Eigentlich gibt es hier viel zu lachen - manches ist dann auch lächerlich. Amüsant ist es jedoch nahezu immer hier!


----------



## News (7 Januar 2006)

Captain Picard schrieb:
			
		

> Deutschland ist auf dem besten Wege die USA einzuholen.


Jo, der beigefügte Scan der Erdnusstüte aus meinem örtlichen Supermarkt beweist es unk: 
Ich habe ja nichts gegen Warnungen für Allergiker, aber beim Kauf von Erdnüssen...will ich doch sehr hoffen, dass "Spuren von Nüssen" enthalten sind!


----------



## Captain Picard (7 Januar 2006)

In diesem Fall hat die Warnung ihre  Berechtigung, Erdnüsse sind keine Nüsse.
 Mit Nüssen sind echte Nüsse wie Haselnüsse z.B gemeint. 

Allergiker (ich kenne jemanden) reagieren massiv selbst auf Spuren von Haselnüssen.

http://de.wikipedia.org/wiki/Erdnuss


> Die Erdnuss (Arachis hypogaea), auch Aschanti-, Arachis- oder Kamerunnuss, ist eine Nutzpflanze aus der Familie der Hülsenfrüchtler (Fabaceae oder Leguminosae). Die Frucht der Erdnuss ist botanisch eine Hülse, nicht eine Nuss im eigentlichen Sinne.


----------



## News (7 Januar 2006)

Captain Picard schrieb:
			
		

> Erdnüsse sind keine Nüsse.


Upps, wusste ich gar nicht   Na, wieder was gelernt.

P.S.: Hiermit verlange ich im Sinne der Verbraucheraufklärung folgende Ergänzung auf meiner Erdnusstüte:
"Bei diesem Produkt handelt es sich NICHT um Nüsse. Es kann jedoch Spuren von Nüssen enthalten."
Sonst wird man ja glatt in die Irre geführt! Kann ich nicht auch dafür Schadensersatz verlangen...?


----------



## rolf76 (7 Januar 2006)

Ich vermisse ja nach wie vor den Warnhinweis auf Bierflaschen


> Kann zur Trunkenheit führen


----------



## drboe (7 Januar 2006)

News schrieb:
			
		

> P.S.: Hiermit verlange ich im Sinne der Verbraucheraufklärung folgende Ergänzung auf meiner Erdnusstüte:
> "Bei diesem Produkt handelt es sich NICHT um Nüsse. Es kann jedoch Spuren von Nüssen enthalten."
> Sonst wird man ja glatt in die Irre geführt! Kann ich nicht auch dafür Schadensersatz verlangen...?


Du könntest Dich ja einmal mit dem Lebensmittelmarkt und -recht auseinandersetzen und darüber schreiben. Was vermutest Du z.

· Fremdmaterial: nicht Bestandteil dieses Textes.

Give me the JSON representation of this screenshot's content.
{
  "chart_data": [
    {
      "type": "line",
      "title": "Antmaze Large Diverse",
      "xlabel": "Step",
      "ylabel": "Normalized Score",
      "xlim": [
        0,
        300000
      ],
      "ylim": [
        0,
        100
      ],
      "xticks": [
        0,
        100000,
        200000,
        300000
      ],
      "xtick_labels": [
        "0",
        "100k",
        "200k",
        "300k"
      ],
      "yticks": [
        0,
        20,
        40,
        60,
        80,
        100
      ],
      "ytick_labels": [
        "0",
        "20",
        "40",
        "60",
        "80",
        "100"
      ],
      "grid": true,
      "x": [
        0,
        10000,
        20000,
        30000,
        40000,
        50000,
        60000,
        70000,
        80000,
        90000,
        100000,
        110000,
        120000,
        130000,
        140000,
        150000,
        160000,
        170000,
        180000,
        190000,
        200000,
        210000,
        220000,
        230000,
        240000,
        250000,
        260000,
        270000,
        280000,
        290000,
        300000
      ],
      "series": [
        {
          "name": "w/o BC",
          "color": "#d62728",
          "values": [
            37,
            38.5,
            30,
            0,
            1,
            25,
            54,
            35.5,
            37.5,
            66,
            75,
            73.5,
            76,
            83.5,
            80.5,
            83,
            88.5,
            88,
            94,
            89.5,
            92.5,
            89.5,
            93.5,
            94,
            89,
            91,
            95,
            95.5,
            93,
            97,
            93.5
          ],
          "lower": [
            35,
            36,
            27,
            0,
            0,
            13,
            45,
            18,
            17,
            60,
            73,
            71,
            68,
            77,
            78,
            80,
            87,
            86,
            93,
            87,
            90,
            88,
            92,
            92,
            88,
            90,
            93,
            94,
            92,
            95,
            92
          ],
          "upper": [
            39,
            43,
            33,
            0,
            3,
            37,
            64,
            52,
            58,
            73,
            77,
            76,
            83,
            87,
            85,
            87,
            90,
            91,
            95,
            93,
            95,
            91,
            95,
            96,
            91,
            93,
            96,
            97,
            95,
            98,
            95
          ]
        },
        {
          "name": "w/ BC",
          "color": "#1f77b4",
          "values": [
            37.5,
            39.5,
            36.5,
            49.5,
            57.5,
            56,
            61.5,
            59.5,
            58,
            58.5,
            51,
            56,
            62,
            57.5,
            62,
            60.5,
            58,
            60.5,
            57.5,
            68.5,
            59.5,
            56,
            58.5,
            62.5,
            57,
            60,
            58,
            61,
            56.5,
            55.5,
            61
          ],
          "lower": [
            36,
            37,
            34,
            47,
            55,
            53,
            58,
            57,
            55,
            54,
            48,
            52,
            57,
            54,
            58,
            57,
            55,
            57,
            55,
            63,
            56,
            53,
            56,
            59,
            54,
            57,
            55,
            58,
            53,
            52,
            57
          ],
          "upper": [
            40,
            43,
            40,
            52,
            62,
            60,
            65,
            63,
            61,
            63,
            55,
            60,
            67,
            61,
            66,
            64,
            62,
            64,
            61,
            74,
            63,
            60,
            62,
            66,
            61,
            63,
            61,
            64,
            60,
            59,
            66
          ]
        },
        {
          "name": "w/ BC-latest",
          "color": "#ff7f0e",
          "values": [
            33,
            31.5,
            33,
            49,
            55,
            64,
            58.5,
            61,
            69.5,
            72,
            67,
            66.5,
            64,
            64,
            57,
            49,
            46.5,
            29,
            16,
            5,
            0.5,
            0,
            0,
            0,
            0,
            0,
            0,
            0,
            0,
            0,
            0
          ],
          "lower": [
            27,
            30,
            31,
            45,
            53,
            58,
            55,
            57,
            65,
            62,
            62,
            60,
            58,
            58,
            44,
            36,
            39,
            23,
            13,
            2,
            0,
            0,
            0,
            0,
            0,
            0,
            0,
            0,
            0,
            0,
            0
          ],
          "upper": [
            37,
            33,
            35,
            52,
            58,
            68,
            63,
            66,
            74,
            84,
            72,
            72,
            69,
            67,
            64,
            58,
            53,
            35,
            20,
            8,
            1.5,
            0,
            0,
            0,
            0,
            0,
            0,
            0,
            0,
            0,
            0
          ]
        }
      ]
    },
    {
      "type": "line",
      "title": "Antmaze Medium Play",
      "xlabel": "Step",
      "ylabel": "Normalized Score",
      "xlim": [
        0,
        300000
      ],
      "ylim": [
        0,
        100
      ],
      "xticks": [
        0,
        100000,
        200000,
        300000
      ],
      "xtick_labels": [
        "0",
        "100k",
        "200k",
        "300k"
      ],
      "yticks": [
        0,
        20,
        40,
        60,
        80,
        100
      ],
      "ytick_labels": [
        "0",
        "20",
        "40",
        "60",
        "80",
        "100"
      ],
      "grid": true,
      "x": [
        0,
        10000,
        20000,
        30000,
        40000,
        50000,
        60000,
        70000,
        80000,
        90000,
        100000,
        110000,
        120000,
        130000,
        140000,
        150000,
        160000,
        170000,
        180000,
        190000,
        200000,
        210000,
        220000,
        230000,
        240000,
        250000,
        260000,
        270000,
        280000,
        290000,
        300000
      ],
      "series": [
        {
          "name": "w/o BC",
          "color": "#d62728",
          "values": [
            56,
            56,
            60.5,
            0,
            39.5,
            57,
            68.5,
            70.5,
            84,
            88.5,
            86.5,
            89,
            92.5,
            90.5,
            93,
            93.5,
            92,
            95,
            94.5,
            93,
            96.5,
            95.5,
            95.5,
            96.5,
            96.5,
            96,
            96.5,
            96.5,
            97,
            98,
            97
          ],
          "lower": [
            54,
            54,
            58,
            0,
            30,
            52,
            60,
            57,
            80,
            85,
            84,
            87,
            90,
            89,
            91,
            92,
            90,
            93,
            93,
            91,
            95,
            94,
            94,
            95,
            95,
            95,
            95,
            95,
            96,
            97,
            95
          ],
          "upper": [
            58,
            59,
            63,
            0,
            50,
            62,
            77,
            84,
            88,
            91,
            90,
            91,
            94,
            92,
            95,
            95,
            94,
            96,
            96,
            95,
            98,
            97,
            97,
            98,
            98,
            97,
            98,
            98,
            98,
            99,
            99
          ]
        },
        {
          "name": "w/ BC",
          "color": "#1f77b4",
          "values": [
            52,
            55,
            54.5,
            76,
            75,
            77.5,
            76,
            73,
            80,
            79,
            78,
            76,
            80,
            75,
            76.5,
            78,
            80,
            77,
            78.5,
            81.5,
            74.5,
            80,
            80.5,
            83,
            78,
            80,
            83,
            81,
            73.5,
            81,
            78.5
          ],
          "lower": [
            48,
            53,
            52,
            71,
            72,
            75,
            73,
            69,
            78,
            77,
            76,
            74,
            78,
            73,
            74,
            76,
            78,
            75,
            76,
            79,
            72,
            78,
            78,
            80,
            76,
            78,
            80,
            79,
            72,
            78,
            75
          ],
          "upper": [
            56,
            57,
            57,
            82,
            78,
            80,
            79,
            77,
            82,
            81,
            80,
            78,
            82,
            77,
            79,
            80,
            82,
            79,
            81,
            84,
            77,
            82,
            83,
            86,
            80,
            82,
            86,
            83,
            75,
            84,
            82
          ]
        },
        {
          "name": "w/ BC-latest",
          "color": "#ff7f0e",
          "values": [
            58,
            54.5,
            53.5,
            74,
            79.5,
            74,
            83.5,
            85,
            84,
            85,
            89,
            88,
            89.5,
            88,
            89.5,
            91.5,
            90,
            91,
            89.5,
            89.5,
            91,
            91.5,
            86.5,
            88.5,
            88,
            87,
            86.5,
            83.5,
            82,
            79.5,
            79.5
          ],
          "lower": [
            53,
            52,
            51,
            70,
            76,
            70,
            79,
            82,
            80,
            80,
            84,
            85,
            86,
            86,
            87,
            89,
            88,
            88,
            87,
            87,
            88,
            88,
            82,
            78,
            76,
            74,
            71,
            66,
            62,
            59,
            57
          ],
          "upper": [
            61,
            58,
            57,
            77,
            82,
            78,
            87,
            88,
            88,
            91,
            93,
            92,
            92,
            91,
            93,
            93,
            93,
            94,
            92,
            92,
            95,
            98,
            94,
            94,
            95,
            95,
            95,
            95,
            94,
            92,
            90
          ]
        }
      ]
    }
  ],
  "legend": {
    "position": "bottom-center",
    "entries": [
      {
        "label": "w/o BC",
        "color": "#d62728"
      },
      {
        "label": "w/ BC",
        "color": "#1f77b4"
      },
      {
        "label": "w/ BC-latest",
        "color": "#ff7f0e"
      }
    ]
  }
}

B. hinter dem Begriff "Kalbleberwurst"? Etwa, dass für das Produkt Leber von Kälbern verwendet wurde? Weit gefehlt. Sie enthält Leber (üblicherweise nur Schweineleber) und Kalbfleisch, beides aber beileibe nicht als Hauptbestandteil. Das ist so gesehen eine Mogelbezeichnung. Und davon gibt es ziemlich viele. 

M. Boettcher


----------



## News (7 Januar 2006)

drboe schrieb:
			
		

> Das ist so gesehen eine Mogelbezeichnung. Und davon gibt es ziemlich viele.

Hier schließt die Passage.